CME: Hog Prices Establish Downward Trend
US - Livestock markets were sharply lower on Monday as participants reacted to the events in Japan and implications for US pork and beef trade with that country, write Steve Meyer and Len Steiner.As we noted in our last report, the earthquake, tsunami and nuclear fallout all will negatively impact prices in the short term and the futures action bore that out. The nearby lean hog contract declined 220 points to close at $85.95/cwt. April futures have lost almost $9/cwt in the last four weeks. Live cattle futures were also down 147.5 points while nearby feeders declined 97.5 points to $129.925.
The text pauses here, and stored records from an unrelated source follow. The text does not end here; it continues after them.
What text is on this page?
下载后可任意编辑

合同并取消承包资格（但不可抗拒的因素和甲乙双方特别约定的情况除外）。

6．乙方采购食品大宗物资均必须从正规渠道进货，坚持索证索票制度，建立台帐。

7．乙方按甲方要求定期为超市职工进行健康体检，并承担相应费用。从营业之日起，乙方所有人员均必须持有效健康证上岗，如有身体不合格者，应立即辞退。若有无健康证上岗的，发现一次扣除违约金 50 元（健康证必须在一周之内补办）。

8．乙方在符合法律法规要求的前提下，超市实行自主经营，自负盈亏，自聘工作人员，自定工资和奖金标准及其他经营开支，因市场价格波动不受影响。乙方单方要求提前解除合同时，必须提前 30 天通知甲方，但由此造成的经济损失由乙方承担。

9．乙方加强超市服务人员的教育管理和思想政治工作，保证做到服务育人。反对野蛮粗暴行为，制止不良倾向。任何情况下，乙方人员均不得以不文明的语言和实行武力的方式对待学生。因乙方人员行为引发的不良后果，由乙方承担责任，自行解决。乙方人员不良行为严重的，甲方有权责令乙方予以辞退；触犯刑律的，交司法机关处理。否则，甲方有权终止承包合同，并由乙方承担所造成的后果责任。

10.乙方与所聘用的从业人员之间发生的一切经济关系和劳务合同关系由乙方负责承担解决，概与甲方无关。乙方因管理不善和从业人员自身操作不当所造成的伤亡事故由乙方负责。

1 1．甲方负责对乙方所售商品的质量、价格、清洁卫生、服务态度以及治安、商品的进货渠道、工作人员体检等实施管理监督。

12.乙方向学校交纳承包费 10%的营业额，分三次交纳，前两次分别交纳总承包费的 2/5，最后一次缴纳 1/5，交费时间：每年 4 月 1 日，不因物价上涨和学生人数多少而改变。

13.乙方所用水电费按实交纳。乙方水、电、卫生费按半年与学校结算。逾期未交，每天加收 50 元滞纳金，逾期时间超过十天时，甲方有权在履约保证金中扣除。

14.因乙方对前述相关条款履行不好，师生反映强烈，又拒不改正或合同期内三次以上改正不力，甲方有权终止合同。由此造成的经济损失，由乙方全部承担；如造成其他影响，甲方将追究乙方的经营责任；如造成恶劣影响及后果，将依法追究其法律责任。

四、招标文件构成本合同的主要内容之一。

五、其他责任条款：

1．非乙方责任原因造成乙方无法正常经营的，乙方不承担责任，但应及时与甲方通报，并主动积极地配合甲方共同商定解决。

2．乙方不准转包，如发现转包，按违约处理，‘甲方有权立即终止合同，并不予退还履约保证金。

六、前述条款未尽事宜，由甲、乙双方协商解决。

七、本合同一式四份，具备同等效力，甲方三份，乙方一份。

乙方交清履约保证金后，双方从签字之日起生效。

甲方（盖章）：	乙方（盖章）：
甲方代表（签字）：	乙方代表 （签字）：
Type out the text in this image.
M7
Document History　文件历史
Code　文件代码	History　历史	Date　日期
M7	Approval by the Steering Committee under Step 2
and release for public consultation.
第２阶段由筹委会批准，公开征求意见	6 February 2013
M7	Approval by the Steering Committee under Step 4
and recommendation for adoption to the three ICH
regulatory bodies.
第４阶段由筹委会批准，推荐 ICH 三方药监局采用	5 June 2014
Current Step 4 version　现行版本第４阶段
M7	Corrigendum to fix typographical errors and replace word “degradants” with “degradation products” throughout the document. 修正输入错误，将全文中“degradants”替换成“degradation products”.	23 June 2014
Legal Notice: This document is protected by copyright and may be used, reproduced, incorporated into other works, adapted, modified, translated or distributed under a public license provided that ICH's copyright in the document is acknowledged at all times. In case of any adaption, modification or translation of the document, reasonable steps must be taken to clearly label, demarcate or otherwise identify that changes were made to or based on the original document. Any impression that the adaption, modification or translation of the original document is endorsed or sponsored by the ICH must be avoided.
While the news out of Japan clearly has been the catalyst behind much of the recent bearish action in the livestock complex, a few things are worth noting. In the case of hogs, we have seen prices establish a downward trend for the last four weeks and the Japan story only became a concern in the last few days. April lean hog futures were trading as high as $94/cwt in mid February on speculation that improving seasonal demand for hams, high pork belly prices and generally strong sales of trim and other products would boost cutout values and allow packers to bid higher money for hogs. But to pay for $94 hogs, the cutout likely would have to get to $100 or so. Or we needed to see a sharp pullback in the number of hogs slaughtered and/or a reduction in the weight of hogs coming to market (resulting in a tighter supply).None of those things have happened so far.
As
the chart above shows, the cutout has generally held steady for the
last few weeks as ham values have failed to generate much upward
momentum. Part of the reason is that Easter this year is the latest
since 1943. (see chart on page 2 in the link below showing Easter dates since 1900).
Such a late Easter provides processors more time to accumulate
hams and removes some of the seasonality in price that we normally
see in the first two weeks of March.
Then there is the issue of high
prices rationing out some demand. While exports in January were
very strong, it becomes a bit more difficult to maintain the same export
pace with export offers priced off $94/hogs. Finally, we have yet
to see much of a slowdown in terms of pork supplies coming to market.
For the week ending 11 March, hog slaughter was estimated at 2.154 million head, 0.9 per cent higher than a year ago. And hogs
coming to market are not getting any lighter. The latest USDA report noted weights stood at 208 pounds per dressed carcass,
about 4 pounds heavier than a year ago and near all time record highs. As a result, pork production last week was 448.3 million
pounds, 3.2 per cent LARGER than a year ago. Markets hate uncertainty and the situation in Japan remains precarious, especially
following the threat of a large scale nuclear catastrophe. Until a resolution is in sight, things could get worse.